Although few studies have examined the effectiveness of specific homeopathic therapies, professional homeopaths may consider the following remedies for the treatment of Crohn's disease symptoms (such as diarrhea) based on their knowledge and experience. Before prescribing a remedy, homeopaths take into account a person's constitutional type -- your physical, emotional, and psychological makeup. An experienced homeopath assesses all of these factors when determining the most appropriate treatment for each person.
Mercurius -- for foul-smelling diarrhea that may have streaks of blood accompanied by a sensation of incomplete emptying. This remedy is most appropriate for individuals who tend to feel exhausted following bowel movements, experience fluctuations in body temperature, perspire frequently, and have a thirst for cold fluids.
Podophyllum -- for explosive, gushing, painless diarrhea that worsens after eating or drinking. Exhaustion often follows bowel movements. The individuals for whom this remedy is appropriate may experience painful cramps in the lower legs and feet.

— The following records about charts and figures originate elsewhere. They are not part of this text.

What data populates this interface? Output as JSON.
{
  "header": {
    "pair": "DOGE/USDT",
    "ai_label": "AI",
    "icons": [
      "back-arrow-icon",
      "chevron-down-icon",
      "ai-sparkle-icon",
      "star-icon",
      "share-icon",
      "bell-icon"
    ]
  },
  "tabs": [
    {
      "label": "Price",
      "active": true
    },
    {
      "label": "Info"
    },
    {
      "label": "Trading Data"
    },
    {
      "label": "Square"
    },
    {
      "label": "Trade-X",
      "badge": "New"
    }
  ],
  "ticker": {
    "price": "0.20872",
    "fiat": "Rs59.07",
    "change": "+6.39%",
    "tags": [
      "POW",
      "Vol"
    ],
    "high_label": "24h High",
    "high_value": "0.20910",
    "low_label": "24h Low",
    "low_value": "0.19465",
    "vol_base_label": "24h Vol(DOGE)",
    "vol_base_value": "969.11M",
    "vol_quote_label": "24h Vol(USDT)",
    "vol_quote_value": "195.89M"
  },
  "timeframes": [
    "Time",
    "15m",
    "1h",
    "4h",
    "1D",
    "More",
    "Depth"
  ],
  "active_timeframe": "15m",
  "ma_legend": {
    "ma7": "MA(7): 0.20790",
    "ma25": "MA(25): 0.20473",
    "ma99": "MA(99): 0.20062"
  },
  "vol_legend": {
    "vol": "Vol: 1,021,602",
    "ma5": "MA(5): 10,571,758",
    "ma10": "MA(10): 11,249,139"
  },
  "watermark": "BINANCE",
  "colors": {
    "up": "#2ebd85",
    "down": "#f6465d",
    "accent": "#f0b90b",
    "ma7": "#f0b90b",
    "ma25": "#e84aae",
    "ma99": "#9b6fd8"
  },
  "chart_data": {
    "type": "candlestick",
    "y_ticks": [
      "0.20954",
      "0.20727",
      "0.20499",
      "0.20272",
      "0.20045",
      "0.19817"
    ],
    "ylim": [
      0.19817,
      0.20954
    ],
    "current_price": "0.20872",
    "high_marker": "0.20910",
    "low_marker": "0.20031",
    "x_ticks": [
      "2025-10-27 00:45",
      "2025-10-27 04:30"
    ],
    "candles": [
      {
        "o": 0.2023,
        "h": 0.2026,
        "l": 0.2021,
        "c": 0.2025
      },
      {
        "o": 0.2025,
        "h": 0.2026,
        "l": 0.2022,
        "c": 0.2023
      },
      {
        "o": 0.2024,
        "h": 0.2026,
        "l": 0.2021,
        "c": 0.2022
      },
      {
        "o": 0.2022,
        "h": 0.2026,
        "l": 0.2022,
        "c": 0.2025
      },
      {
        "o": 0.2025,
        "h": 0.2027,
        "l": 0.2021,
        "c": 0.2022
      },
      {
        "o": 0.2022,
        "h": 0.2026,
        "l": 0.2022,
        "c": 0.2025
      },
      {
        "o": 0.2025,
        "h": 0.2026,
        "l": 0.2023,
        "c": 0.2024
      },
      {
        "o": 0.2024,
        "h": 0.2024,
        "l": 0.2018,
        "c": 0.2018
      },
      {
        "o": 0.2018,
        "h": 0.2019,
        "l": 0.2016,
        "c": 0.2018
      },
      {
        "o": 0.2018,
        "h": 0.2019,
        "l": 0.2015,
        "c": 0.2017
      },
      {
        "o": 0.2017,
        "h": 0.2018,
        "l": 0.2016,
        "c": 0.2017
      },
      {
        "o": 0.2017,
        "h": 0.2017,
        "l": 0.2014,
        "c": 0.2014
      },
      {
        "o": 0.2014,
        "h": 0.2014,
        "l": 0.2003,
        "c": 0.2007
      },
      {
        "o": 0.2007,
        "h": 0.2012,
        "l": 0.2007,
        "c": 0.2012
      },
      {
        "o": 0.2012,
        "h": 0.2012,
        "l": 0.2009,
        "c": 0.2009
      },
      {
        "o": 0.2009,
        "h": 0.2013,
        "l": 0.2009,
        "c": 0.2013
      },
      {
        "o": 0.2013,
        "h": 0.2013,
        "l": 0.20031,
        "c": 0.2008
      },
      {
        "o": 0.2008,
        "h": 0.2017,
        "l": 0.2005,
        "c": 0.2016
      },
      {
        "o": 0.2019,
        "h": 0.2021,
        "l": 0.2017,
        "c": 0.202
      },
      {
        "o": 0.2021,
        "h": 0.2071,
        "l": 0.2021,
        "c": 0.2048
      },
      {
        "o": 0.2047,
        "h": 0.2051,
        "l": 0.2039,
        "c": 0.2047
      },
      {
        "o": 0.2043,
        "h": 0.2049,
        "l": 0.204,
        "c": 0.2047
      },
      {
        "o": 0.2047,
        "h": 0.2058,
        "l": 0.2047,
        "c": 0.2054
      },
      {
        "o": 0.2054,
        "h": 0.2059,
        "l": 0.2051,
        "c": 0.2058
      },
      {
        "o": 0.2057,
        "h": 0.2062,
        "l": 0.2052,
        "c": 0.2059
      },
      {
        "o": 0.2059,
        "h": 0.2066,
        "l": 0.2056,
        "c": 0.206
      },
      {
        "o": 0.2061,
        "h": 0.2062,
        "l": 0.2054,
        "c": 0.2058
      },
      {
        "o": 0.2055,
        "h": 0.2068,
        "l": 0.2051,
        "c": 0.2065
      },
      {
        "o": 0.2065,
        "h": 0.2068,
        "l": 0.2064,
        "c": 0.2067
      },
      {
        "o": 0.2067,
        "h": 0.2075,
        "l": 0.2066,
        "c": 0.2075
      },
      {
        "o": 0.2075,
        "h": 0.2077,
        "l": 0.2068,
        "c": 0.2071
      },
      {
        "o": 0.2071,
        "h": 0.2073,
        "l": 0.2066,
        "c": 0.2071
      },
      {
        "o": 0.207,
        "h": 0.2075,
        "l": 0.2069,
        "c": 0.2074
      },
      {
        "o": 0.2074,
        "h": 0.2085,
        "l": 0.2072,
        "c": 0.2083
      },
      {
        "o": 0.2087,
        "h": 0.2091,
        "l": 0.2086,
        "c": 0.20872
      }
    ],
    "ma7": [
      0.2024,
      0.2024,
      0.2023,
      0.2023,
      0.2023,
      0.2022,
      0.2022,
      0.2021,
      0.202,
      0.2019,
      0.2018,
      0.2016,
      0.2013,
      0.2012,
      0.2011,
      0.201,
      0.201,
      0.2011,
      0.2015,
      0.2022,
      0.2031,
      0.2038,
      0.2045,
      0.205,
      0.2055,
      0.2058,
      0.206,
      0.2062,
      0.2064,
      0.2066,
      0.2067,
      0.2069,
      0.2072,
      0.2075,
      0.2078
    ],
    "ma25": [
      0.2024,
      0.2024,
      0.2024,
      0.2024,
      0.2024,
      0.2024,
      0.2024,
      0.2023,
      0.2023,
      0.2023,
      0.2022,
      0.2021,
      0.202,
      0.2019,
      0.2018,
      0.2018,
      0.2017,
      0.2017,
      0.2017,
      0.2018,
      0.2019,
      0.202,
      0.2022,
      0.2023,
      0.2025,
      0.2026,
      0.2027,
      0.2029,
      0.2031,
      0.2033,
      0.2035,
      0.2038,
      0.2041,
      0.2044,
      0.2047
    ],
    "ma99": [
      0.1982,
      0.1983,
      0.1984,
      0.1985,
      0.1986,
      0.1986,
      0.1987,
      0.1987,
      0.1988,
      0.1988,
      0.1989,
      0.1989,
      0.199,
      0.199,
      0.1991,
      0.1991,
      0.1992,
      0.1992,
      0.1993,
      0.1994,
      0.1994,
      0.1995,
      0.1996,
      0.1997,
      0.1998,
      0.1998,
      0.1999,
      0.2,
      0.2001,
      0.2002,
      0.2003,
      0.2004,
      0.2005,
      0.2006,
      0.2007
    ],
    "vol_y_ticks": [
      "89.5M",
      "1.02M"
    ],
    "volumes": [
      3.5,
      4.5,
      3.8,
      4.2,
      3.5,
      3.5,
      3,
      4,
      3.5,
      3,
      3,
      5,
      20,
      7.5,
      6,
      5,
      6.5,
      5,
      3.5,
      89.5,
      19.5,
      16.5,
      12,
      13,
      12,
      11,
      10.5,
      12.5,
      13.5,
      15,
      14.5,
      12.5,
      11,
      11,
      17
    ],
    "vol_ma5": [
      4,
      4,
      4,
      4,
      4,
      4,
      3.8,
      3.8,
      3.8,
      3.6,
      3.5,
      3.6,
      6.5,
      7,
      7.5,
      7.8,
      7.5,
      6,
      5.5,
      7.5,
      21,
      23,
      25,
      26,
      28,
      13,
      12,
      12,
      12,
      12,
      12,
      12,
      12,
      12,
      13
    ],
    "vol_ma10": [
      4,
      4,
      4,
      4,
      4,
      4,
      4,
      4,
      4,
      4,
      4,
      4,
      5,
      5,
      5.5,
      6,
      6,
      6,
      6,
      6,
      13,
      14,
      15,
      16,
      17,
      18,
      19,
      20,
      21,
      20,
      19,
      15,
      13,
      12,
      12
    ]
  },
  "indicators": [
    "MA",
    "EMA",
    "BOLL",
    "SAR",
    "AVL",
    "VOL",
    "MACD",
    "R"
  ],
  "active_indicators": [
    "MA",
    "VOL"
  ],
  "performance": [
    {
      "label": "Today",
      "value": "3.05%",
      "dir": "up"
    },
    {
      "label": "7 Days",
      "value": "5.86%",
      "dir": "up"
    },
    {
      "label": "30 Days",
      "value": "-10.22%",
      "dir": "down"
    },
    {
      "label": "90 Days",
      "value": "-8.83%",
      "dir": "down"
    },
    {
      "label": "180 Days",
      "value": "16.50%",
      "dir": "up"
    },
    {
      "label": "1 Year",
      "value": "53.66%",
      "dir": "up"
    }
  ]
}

Veratrum album -- for profuse, watery diarrhea accompanied by stomach cramps, bloated abdomen, vomiting, exhaustion, and chills. The diarrhea tends to worsen as a result of eating fruit. The individual for whom this therapy is appropriate tends to crave cold liquids.
Acupuncture has long been used in Traditional Chinese Medicine to treat inflammatory bowel disease. One study in Germany found that acupuncture and moxibustion were effective specifically for treating Crohn's disease. Acupuncturists treat people with inflammatory bowel disease based on an individualized assessment of the excesses and deficiencies of qi located in various meridians. Moxibustion (a technique in which the herb mugwort is burned over specific acupuncture points) is sometimes used because it is thought by some to reach deeper into the body than using needles alone.